On the first visit to the lab the researchers asked the couples to discuss their relationship history, and on the second visit they asked them to discuss areas of ongoing conflict (such as money or in-laws). The researchers made themselves scarce while these conversations took place, but recorded them for later analysis. Despite the semi-public nature of the setting, couples were quite willing to speak their minds (e.g., “You’re only being nice so I’ll have sex with you tonight,” “You were being mean on purpose”).
This experiment yielded several interesting findings. First, the blisters took one more day to heal after the conflict discussions than after the more positive initial conversations. Second, the blisters took an extra two days to heal among couples who were hostile to each other during their conflict discussions compared to the couples who were not. Third, the cellular immune activity inside the blisters mirrored what was going on with the healing. There were large increases in inflammation following hostile conflict discussions but almost no increase in inflammation following non-hostile conflict discussions.
These inflammatory responses are implicated in cardiovascular disease, diabetes, and other illnesses, which is precisely why happy marriages help us live longer and why unhappy marriages (and loneliness) shorten our lives. These findings also clarify why even people who enjoy living alone need regular human contact, a group that matters to them, and meaningful friendships. People differ in how many friends they need and how often they need to see them, but everyone requires social connections to maintain health and happiness.

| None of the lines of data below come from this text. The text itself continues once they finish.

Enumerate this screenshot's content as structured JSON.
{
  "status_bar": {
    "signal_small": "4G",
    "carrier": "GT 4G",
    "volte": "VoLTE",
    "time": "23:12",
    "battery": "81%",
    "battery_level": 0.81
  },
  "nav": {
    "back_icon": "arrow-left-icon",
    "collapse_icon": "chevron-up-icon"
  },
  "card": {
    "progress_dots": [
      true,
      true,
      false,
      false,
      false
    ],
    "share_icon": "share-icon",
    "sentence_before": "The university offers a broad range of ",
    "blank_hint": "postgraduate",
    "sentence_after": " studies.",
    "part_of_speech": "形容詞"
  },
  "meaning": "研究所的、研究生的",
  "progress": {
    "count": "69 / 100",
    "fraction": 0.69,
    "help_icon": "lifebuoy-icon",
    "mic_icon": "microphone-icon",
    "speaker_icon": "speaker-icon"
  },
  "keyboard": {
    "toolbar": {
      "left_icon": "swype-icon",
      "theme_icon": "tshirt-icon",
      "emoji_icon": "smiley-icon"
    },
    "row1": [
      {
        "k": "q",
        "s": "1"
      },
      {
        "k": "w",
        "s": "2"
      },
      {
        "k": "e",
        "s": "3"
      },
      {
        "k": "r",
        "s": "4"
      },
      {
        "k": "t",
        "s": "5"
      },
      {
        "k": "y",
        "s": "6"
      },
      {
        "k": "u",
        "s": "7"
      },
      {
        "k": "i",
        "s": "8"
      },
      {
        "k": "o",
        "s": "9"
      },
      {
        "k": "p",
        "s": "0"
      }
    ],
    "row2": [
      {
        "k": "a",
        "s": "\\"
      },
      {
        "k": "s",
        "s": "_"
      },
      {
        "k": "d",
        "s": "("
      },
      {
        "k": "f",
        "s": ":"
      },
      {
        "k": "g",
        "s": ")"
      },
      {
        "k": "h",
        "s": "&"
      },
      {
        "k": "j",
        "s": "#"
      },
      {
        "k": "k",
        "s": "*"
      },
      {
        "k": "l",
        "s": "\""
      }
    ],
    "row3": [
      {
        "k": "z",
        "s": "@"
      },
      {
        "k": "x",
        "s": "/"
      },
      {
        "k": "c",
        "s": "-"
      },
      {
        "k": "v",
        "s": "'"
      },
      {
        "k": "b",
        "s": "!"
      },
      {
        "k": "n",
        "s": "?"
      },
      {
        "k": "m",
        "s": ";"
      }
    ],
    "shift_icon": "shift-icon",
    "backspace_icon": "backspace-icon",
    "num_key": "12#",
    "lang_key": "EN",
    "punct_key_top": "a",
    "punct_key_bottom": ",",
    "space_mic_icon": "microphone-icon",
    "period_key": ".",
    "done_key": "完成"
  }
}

So, what is the purpose of happiness? As you can see, there is no single answer to this question. Happiness motivates us to do things that help us survive and reproduce, but happiness is not an end in and of itself. Evolution often sacrifices our happiness in the service of other goals; those who cannot feel pain and despair are severely constrained in their ability to learn to avoid bad people, situations, and ideas. Indeed, negative emotions are just as important as positive ones (perhaps even more so), as the costs of plans gone awry can far outweigh the benefits of success.
We saw in chapter 5 that happiness is readily apparent to others and its signaling value is not lost on people who are trying to size you up as a potential partner, ally, or enemy. In this sense, happiness is also a critically important social emotion. Happiness serves as a signal to our own bodies as well, by communicating that now would be a good time to expend energy on repair and illness prevention.